The Court's majority is wrong. Terribly wrong. The Voting Rights Act isn't outdated. Its vitality was amply demonstrated in the years before the 2006 renewal, and in the years since. What has become outdated is the patience of a certain political and legal constituency in this country that has decided for itself over the past few years that there now has been enough progress toward minority voting to justify the law's demise. To this constituency, it is enough that more blacks and Hispanics now vote or are elected to office. To them, Section 4's actual burdens on officials -- petty little bureaucratic burdens when compared to the burden of losing one's right to vote -- suddenly are burdens so unreasonable they cannot be constitutionally borne.
Today's decision is the legal sanctification of an ugly movement that has brought America a new generation of voter suppression laws. It is the culmination of an ideological dream of a young Reagan Administration official named John Roberts, who sought 30 years ago to block an earlier renewal of the law. It is the latest manifestation of America's unfortunate eagerness to declare itself the grand victor even when a fight is clearly not won. Indeed, as today's setback demonstrates, the nation's fight for voting rights will never be over because the effort to undermine these rights is ceaseless. Section 4 of the Voting Rights Act was so strong that it took 48 years and this dubious ruling to bring it down. But down it has come.

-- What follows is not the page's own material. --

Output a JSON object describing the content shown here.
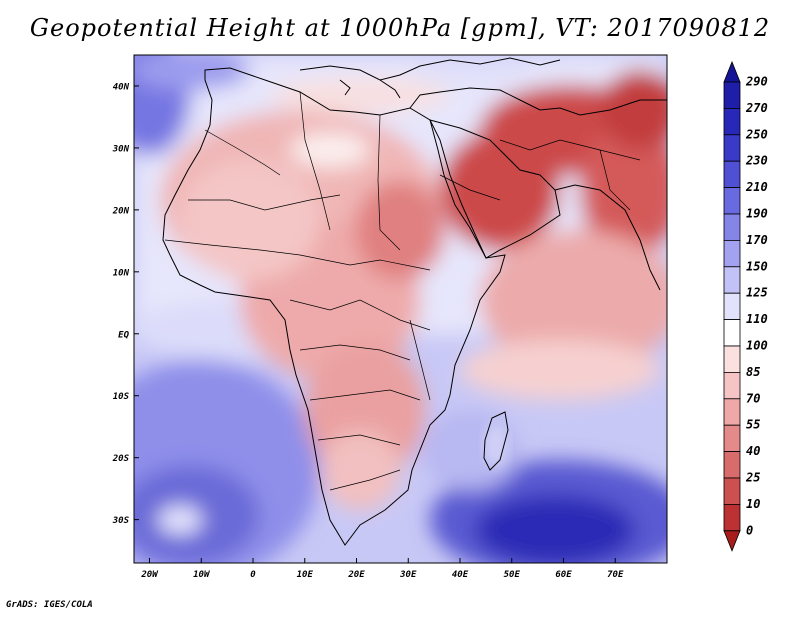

For these reasons and many more, the Supreme Court's decision in Shelby County is one of the worst in the history of the institution. As a matter of fact, and of law, it is indefensible. It will be viewed by future scholars on a par with the Court's odious Dred Scott and Plessy decisions and other utterly lamentable expressions of judicial indifference to the ugly realities of racial life in America. And to those tens of millions of Americans whose voting rights were protected last year by Section 4, it is a direct slap in the face rendered by judges who today used the banner of "states rights" to undermine the most basic right any individual can have in a free society -- the right to be able to vote free from racial discrimination employed by public officials.

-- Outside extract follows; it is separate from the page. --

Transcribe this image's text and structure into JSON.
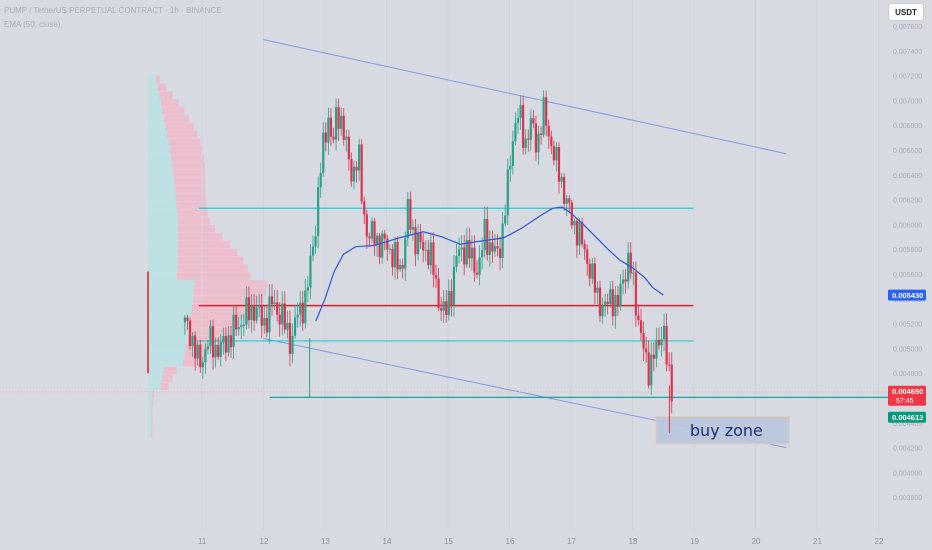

The America described by the Chief Justice, the one in which "blatantly discriminatory evasions of federal decrees are rare," is an America which has never once existed and which obviously does not exist today. The America the rest of us see so clearly with our own eyes, the America in which officials all over are actively seeking to suppress black and Hispanic votes, is the one that tens of millions of the rest of us have to live with, at least for now, without the protections of Section 4 of the venerable law. When rights are weakened for some, they are weakened for all. We all are much weaker today in the wake of this ruling.
*Update: For example, to get a sense of how swift will be the descent into unequal justice, just hours after the Court struck down Section 4, Texas declared that it would immediately move to implement its restrictive voter identification law, the one that a federal panel of judges declared last year to be discriminatory and violative of Section 5 of the Voting Rights Act. Meanwhile, in North Carolina, a voter identification law that had been stalled out of concerns that it is racially discriminatory will also now move forward. These laws will ultimately be challenged in court--at great expense to minority citizens, who now have the burden of demonstrating that that they violate the Constitution.